The record-breaking Fastrac Two was powered by JCB’s proprietary 7.2-liter, 6-cylinder Dieselmax engine, which produced 1,016 hp and over 2,500 Nm of torque. Those are some impressive numbers, but keep in mind that this thing weighed a whopping five tons even in its stripped-down form, so the team had to develop innovative solutions for improving aerodynamics in order to achieve their goals.
“Getting a five-tonne tractor to safely reach 150 mph and stop again is not an easy task. We’re all so proud to have not only reached these goals but to have exceeded them,” said JCB Chief Innovation and Growth Officer, Tim Burnhope.
What’s interesting is that another JCB Fastrac tractor had set a world speed record only months before, with an average speed of 103.6 mph (166 km/h) – but the engineering team was confident they could do better, so after making some adjustments, they gave it another shot, and in November of 2019, they managed to break their own record at Elvington Airfield in the UK.

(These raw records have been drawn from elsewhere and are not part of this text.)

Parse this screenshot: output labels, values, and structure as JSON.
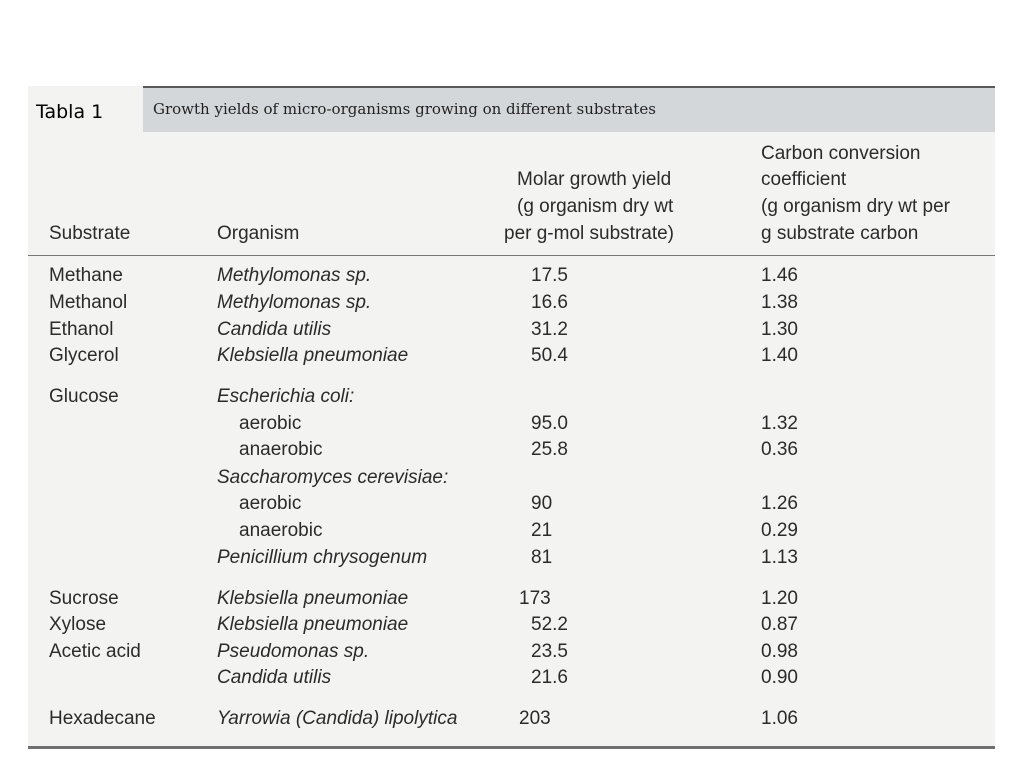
{
  "slide_label": "Tabla 1",
  "table": {
    "title": "Growth yields of micro-organisms growing on different substrates",
    "headers": {
      "substrate": "Substrate",
      "organism": "Organism",
      "molar": [
        "Molar growth yield",
        "(g organism dry wt",
        "per g-mol substrate)"
      ],
      "carbon": [
        "Carbon conversion",
        "coefficient",
        "(g organism dry wt per",
        "g substrate carbon"
      ]
    },
    "rows": [
      {
        "substrate": "Methane",
        "organism": "Methylomonas sp.",
        "organism_style": "italic",
        "molar": "17.5",
        "carbon": "1.46"
      },
      {
        "substrate": "Methanol",
        "organism": "Methylomonas sp.",
        "organism_style": "italic",
        "molar": "16.6",
        "carbon": "1.38"
      },
      {
        "substrate": "Ethanol",
        "organism": "Candida utilis",
        "organism_style": "italic",
        "molar": "31.2",
        "carbon": "1.30"
      },
      {
        "substrate": "Glycerol",
        "organism": "Klebsiella pneumoniae",
        "organism_style": "italic",
        "molar": "50.4",
        "carbon": "1.40"
      },
      {
        "substrate": "Glucose",
        "organism": "Escherichia coli:",
        "organism_style": "italic",
        "molar": "",
        "carbon": ""
      },
      {
        "substrate": "",
        "organism": "aerobic",
        "organism_style": "indent",
        "molar": "95.0",
        "carbon": "1.32"
      },
      {
        "substrate": "",
        "organism": "anaerobic",
        "organism_style": "indent",
        "molar": "25.8",
        "carbon": "0.36"
      },
      {
        "substrate": "",
        "organism": "Saccharomyces cerevisiae:",
        "organism_style": "italic",
        "molar": "",
        "carbon": ""
      },
      {
        "substrate": "",
        "organism": "aerobic",
        "organism_style": "indent",
        "molar": "90",
        "carbon": "1.26"
      },
      {
        "substrate": "",
        "organism": "anaerobic",
        "organism_style": "indent",
        "molar": "21",
        "carbon": "0.29"
      },
      {
        "substrate": "",
        "organism": "Penicillium chrysogenum",
        "organism_style": "italic",
        "molar": "81",
        "carbon": "1.13"
      },
      {
        "substrate": "Sucrose",
        "organism": "Klebsiella pneumoniae",
        "organism_style": "italic",
        "molar": "173",
        "carbon": "1.20"
      },
      {
        "substrate": "Xylose",
        "organism": "Klebsiella pneumoniae",
        "organism_style": "italic",
        "molar": "52.2",
        "carbon": "0.87"
      },
      {
        "substrate": "Acetic acid",
        "organism": "Pseudomonas sp.",
        "organism_style": "italic",
        "molar": "23.5",
        "carbon": "0.98"
      },
      {
        "substrate": "",
        "organism": "Candida utilis",
        "organism_style": "italic",
        "molar": "21.6",
        "carbon": "0.90"
      },
      {
        "substrate": "Hexadecane",
        "organism": "Yarrowia (Candida) lipolytica",
        "organism_style": "italic",
        "molar": "203",
        "carbon": "1.06"
      }
    ]
  }
}
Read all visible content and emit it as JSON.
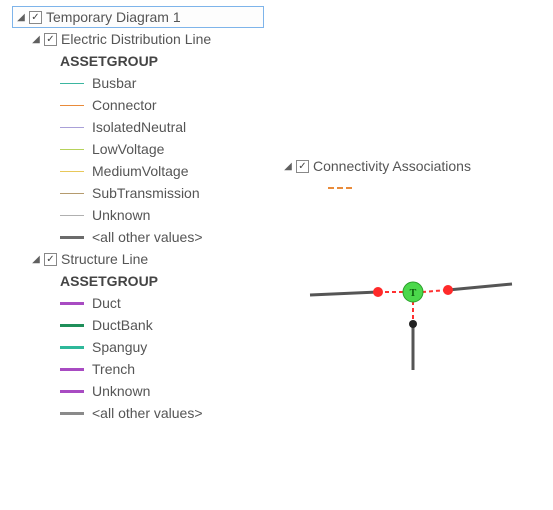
{
  "root": {
    "label": "Temporary Diagram 1",
    "checked": true,
    "expanded": true,
    "selected": true
  },
  "layers": [
    {
      "label": "Electric Distribution Line",
      "checked": true,
      "expanded": true,
      "heading": "ASSETGROUP",
      "items": [
        {
          "label": "Busbar",
          "color": "#3bb6a0",
          "width": 1
        },
        {
          "label": "Connector",
          "color": "#e98b3a",
          "width": 1
        },
        {
          "label": "IsolatedNeutral",
          "color": "#a9a0d8",
          "width": 1
        },
        {
          "label": "LowVoltage",
          "color": "#b6d25a",
          "width": 1
        },
        {
          "label": "MediumVoltage",
          "color": "#e8c85a",
          "width": 1
        },
        {
          "label": "SubTransmission",
          "color": "#b59b6e",
          "width": 1
        },
        {
          "label": "Unknown",
          "color": "#b0b0b0",
          "width": 1
        },
        {
          "label": "<all other values>",
          "color": "#6b6b6b",
          "width": 3
        }
      ]
    },
    {
      "label": "Structure Line",
      "checked": true,
      "expanded": true,
      "heading": "ASSETGROUP",
      "items": [
        {
          "label": "Duct",
          "color": "#a84bc2",
          "width": 3
        },
        {
          "label": "DuctBank",
          "color": "#1f8f5a",
          "width": 3
        },
        {
          "label": "Spanguy",
          "color": "#2fb89a",
          "width": 3
        },
        {
          "label": "Trench",
          "color": "#a84bc2",
          "width": 3
        },
        {
          "label": "Unknown",
          "color": "#a84bc2",
          "width": 3
        },
        {
          "label": "<all other values>",
          "color": "#8a8a8a",
          "width": 3
        }
      ]
    }
  ],
  "right": {
    "label": "Connectivity Associations",
    "checked": true,
    "expanded": true,
    "dash_color": "#e98b3a"
  },
  "diagram": {
    "edge_color": "#555555",
    "dash_color": "#ff3030",
    "center_node": {
      "fill": "#4bd84b",
      "stroke": "#2a9f2a",
      "text": "T"
    },
    "end_node_fill": "#ff2a2a",
    "bottom_node_fill": "#222222"
  }
}
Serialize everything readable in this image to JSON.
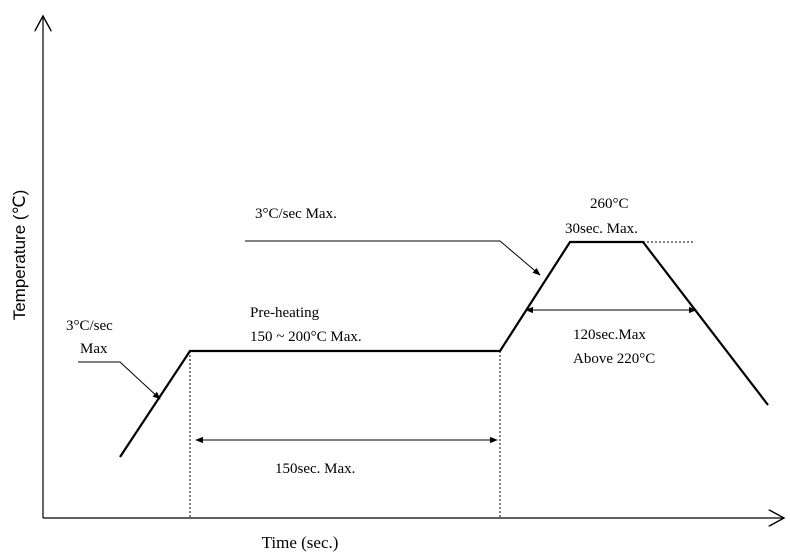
{
  "axes": {
    "y_label": "Temperature (℃)",
    "x_label": "Time (sec.)"
  },
  "annotations": {
    "ramp_up": [
      "3°C/sec",
      "Max"
    ],
    "preheat": [
      "Pre-heating",
      "150 ~ 200°C Max."
    ],
    "preheat_time": "150sec. Max.",
    "ramp_to_peak": "3°C/sec Max.",
    "peak": [
      "260°C",
      "30sec. Max."
    ],
    "reflow": [
      "120sec.Max",
      "Above 220°C"
    ]
  }
}
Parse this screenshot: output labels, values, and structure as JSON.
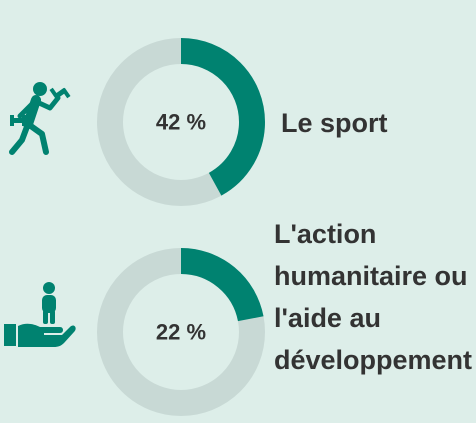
{
  "chart_data": [
    {
      "type": "pie",
      "title": "",
      "categories": [
        "Le sport"
      ],
      "values": [
        42
      ],
      "percent_label": "42 %",
      "label_lines": [
        "Le sport"
      ],
      "icon": "running-athlete-icon"
    },
    {
      "type": "pie",
      "title": "",
      "categories": [
        "L'action humanitaire ou l'aide au développement"
      ],
      "values": [
        22
      ],
      "percent_label": "22 %",
      "label_lines": [
        "L'action",
        "humanitaire ou",
        "l'aide au",
        "développement"
      ],
      "icon": "hand-holding-person-icon"
    }
  ],
  "colors": {
    "background": "#ddeee9",
    "accent": "#008270",
    "track": "#c8d9d5",
    "text": "#333333"
  }
}
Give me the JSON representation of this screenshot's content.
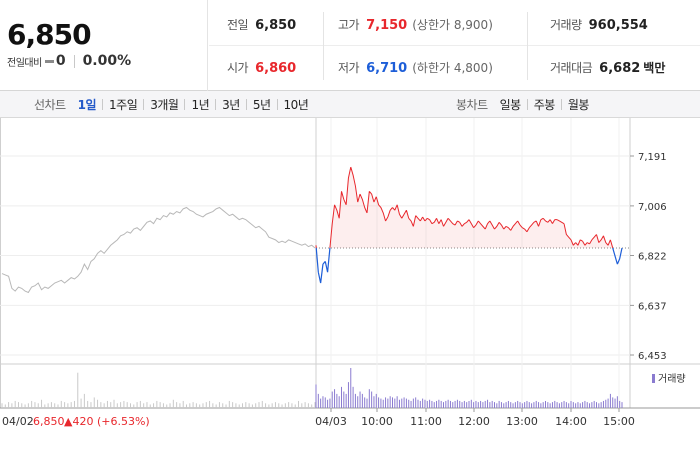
{
  "quote": {
    "price": "6,850",
    "change_label": "전일대비",
    "change_value": "0",
    "change_pct": "0.00%",
    "stats": {
      "prev_close": {
        "label": "전일",
        "value": "6,850"
      },
      "high": {
        "label": "고가",
        "value": "7,150",
        "sub": "(상한가 8,900)"
      },
      "volume": {
        "label": "거래량",
        "value": "960,554"
      },
      "open": {
        "label": "시가",
        "value": "6,860"
      },
      "low": {
        "label": "저가",
        "value": "6,710",
        "sub": "(하한가 4,800)"
      },
      "trade_value": {
        "label": "거래대금",
        "value": "6,682",
        "unit": "백만"
      }
    }
  },
  "toolbar": {
    "line_chart_label": "선차트",
    "line_periods": [
      "1일",
      "1주일",
      "3개월",
      "1년",
      "3년",
      "5년",
      "10년"
    ],
    "active_period": "1일",
    "candle_chart_label": "봉차트",
    "candle_periods": [
      "일봉",
      "주봉",
      "월봉"
    ]
  },
  "colors": {
    "up": "#e8272c",
    "down": "#1d5ed8",
    "prev_day": "#b8b8b8",
    "volume": "#8a7bd0",
    "active": "#2459c9"
  },
  "chart_data": {
    "type": "line",
    "y_ticks": [
      "7,191",
      "7,006",
      "6,822",
      "6,637",
      "6,453"
    ],
    "ylim": [
      6453,
      7191
    ],
    "baseline": 6850,
    "x_ticks": [
      "04/03",
      "10:00",
      "11:00",
      "12:00",
      "13:00",
      "14:00",
      "15:00"
    ],
    "volume_legend": "거래량",
    "footer": {
      "date": "04/02",
      "close": "6,850",
      "change": "▲420 (+6.53%)"
    },
    "series": [
      {
        "name": "04/02",
        "values": [
          6755,
          6750,
          6745,
          6700,
          6690,
          6705,
          6700,
          6690,
          6685,
          6705,
          6710,
          6720,
          6695,
          6705,
          6700,
          6710,
          6720,
          6725,
          6730,
          6720,
          6730,
          6740,
          6735,
          6745,
          6760,
          6790,
          6770,
          6800,
          6810,
          6830,
          6840,
          6830,
          6845,
          6860,
          6870,
          6880,
          6895,
          6900,
          6910,
          6905,
          6920,
          6925,
          6915,
          6930,
          6945,
          6950,
          6940,
          6960,
          6955,
          6970,
          6965,
          6980,
          6975,
          6985,
          6980,
          6995,
          7000,
          6990,
          6985,
          6975,
          6970,
          6965,
          6975,
          6980,
          6985,
          6995,
          7000,
          6990,
          6980,
          6970,
          6975,
          6965,
          6955,
          6960,
          6955,
          6945,
          6935,
          6925,
          6930,
          6920,
          6910,
          6890,
          6885,
          6880,
          6870,
          6875,
          6870,
          6880,
          6875,
          6870,
          6865,
          6860,
          6865,
          6855,
          6860,
          6850
        ]
      },
      {
        "name": "04/03",
        "values": [
          6860,
          6760,
          6720,
          6790,
          6800,
          6760,
          6850,
          6940,
          7010,
          6990,
          6960,
          7060,
          7030,
          7010,
          7110,
          7150,
          7120,
          7080,
          7020,
          7050,
          7030,
          7000,
          6980,
          7060,
          7050,
          7020,
          7040,
          7010,
          7000,
          6980,
          6950,
          6965,
          6990,
          7000,
          6990,
          7010,
          6975,
          6960,
          6975,
          6990,
          6960,
          6950,
          6930,
          6970,
          6960,
          6950,
          6965,
          6950,
          6960,
          6955,
          6940,
          6945,
          6960,
          6940,
          6955,
          6930,
          6945,
          6960,
          6950,
          6940,
          6935,
          6950,
          6945,
          6930,
          6940,
          6945,
          6955,
          6940,
          6925,
          6935,
          6950,
          6940,
          6930,
          6920,
          6940,
          6950,
          6935,
          6920,
          6930,
          6945,
          6935,
          6920,
          6930,
          6925,
          6915,
          6930,
          6940,
          6950,
          6935,
          6925,
          6920,
          6910,
          6925,
          6935,
          6945,
          6950,
          6930,
          6955,
          6960,
          6950,
          6945,
          6955,
          6940,
          6955,
          6955,
          6950,
          6945,
          6940,
          6900,
          6890,
          6880,
          6860,
          6870,
          6860,
          6880,
          6875,
          6860,
          6870,
          6865,
          6880,
          6890,
          6900,
          6870,
          6880,
          6895,
          6870,
          6860,
          6880,
          6850,
          6820,
          6790,
          6810,
          6850
        ]
      }
    ],
    "volume": {
      "prev": [
        4,
        3,
        5,
        4,
        6,
        5,
        4,
        3,
        4,
        6,
        5,
        4,
        7,
        3,
        4,
        5,
        4,
        3,
        6,
        5,
        4,
        5,
        6,
        30,
        8,
        12,
        6,
        5,
        9,
        7,
        5,
        4,
        6,
        5,
        7,
        4,
        5,
        6,
        5,
        4,
        3,
        5,
        6,
        4,
        5,
        3,
        4,
        6,
        5,
        4,
        3,
        4,
        7,
        5,
        4,
        6,
        3,
        4,
        5,
        4,
        3,
        4,
        5,
        6,
        4,
        3,
        5,
        4,
        3,
        6,
        5,
        4,
        3,
        4,
        5,
        4,
        3,
        4,
        5,
        6,
        4,
        3,
        4,
        5,
        4,
        3,
        4,
        5,
        4,
        3,
        6,
        4,
        5,
        4,
        3,
        5
      ],
      "today": [
        20,
        12,
        8,
        10,
        9,
        7,
        8,
        14,
        16,
        12,
        10,
        18,
        14,
        12,
        22,
        34,
        18,
        12,
        10,
        14,
        12,
        9,
        8,
        16,
        14,
        10,
        12,
        9,
        8,
        7,
        9,
        8,
        10,
        9,
        8,
        10,
        7,
        8,
        9,
        8,
        7,
        6,
        8,
        9,
        7,
        6,
        8,
        7,
        6,
        7,
        6,
        5,
        6,
        7,
        6,
        5,
        6,
        7,
        6,
        5,
        6,
        7,
        6,
        5,
        6,
        5,
        6,
        7,
        5,
        6,
        5,
        6,
        5,
        6,
        7,
        5,
        6,
        5,
        4,
        6,
        5,
        4,
        5,
        6,
        5,
        4,
        5,
        6,
        5,
        4,
        5,
        6,
        5,
        4,
        5,
        6,
        5,
        4,
        5,
        6,
        5,
        4,
        5,
        6,
        5,
        4,
        5,
        6,
        5,
        4,
        6,
        5,
        4,
        5,
        4,
        5,
        6,
        5,
        4,
        5,
        6,
        5,
        4,
        5,
        6,
        7,
        8,
        12,
        9,
        8,
        10,
        6,
        5
      ]
    }
  }
}
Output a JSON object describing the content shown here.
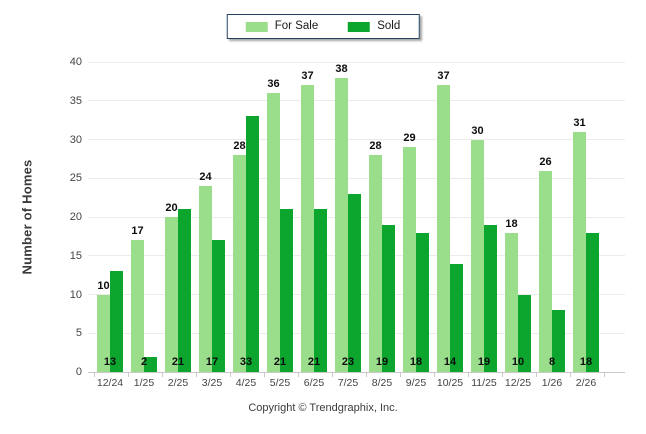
{
  "chart_data": {
    "type": "bar",
    "title": "",
    "categories": [
      "12/24",
      "1/25",
      "2/25",
      "3/25",
      "4/25",
      "5/25",
      "6/25",
      "7/25",
      "8/25",
      "9/25",
      "10/25",
      "11/25",
      "12/25",
      "1/26",
      "2/26"
    ],
    "series": [
      {
        "name": "For Sale",
        "color": "#9ADE8C",
        "values": [
          10,
          17,
          20,
          24,
          28,
          36,
          37,
          38,
          28,
          29,
          37,
          30,
          18,
          26,
          31
        ]
      },
      {
        "name": "Sold",
        "color": "#0CA52E",
        "values": [
          13,
          2,
          21,
          17,
          33,
          21,
          21,
          23,
          19,
          18,
          14,
          19,
          10,
          8,
          18
        ]
      }
    ],
    "xlabel": "",
    "ylabel": "Number of Homes",
    "ylim": [
      0,
      40
    ],
    "ytick_interval": 5,
    "grid": true,
    "legend_position": "top-center",
    "legend_border_color": "#24425F",
    "value_labels": {
      "for_sale": "above-bar",
      "sold": "at-baseline"
    },
    "footer": "Copyright © Trendgraphix, Inc."
  }
}
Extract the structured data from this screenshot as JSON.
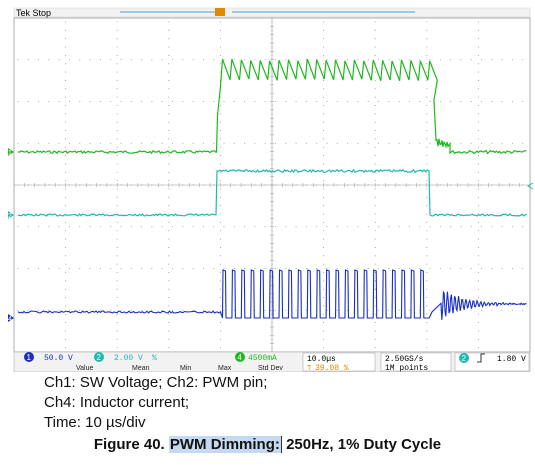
{
  "scope": {
    "title": "Tek Stop",
    "background": "#ffffff",
    "grid_color": "#9a9a9a",
    "status_bar": {
      "ch1_scale": "50.0 V",
      "ch2_scale": "2.00 V",
      "ch2_unit_mark": "%",
      "ch4_scale": "4500mA",
      "timebase": "10.0µs",
      "trigger_position": "39.08 %",
      "sample_rate": "2.50GS/s",
      "record_length": "1M points",
      "trigger_channel": "2",
      "trigger_level": "1.80 V",
      "measure_headers": [
        "Value",
        "Mean",
        "Min",
        "Max",
        "Std Dev"
      ],
      "ch1_badge": "1",
      "ch2_badge": "2",
      "ch4_badge": "4"
    },
    "markers": {
      "ch1": "1",
      "ch2": "2",
      "ch4": "4",
      "trigger": "T"
    }
  },
  "chart_data": {
    "type": "line",
    "title": "",
    "x_unit": "divisions",
    "x_range": [
      0,
      10
    ],
    "grid": true,
    "series": [
      {
        "name": "Ch1",
        "color": "#1fb81f",
        "x": [
          0,
          4.32,
          4.38,
          8.6,
          8.7,
          10
        ],
        "y": [
          0,
          0,
          1.35,
          1.35,
          0.1,
          0
        ]
      },
      {
        "name": "Ch2",
        "color": "#1fb8b0",
        "x": [
          0,
          4.32,
          4.36,
          8.62,
          8.66,
          10
        ],
        "y": [
          0,
          0,
          1.2,
          1.2,
          0,
          0
        ]
      },
      {
        "name": "Ch4",
        "color": "#1a2fc0",
        "x": [
          0,
          4.32,
          4.36,
          8.6,
          8.64,
          10
        ],
        "y": [
          0,
          0,
          1.05,
          1.05,
          0,
          0
        ]
      }
    ]
  },
  "caption": {
    "line1": "Ch1: SW Voltage; Ch2: PWM pin;",
    "line2": "Ch4: Inductor current;",
    "line3": "Time: 10 µs/div",
    "figure_prefix": "Figure 40.",
    "figure_highlight": "PWM Dimming:",
    "figure_rest": "250Hz, 1% Duty Cycle"
  }
}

“When we reached 103.6 mph with the Fastrac in the summer, I was convinced we could go even faster and the JCB team has risen to the challenge by setting this new record. It’s an amazing achievement delivered by a young and enthusiastic engineering team. Everyone involved should be very proud of the part they have played in showing off British engineering at its very best,” JCB Chairman Lord Bamford concluded.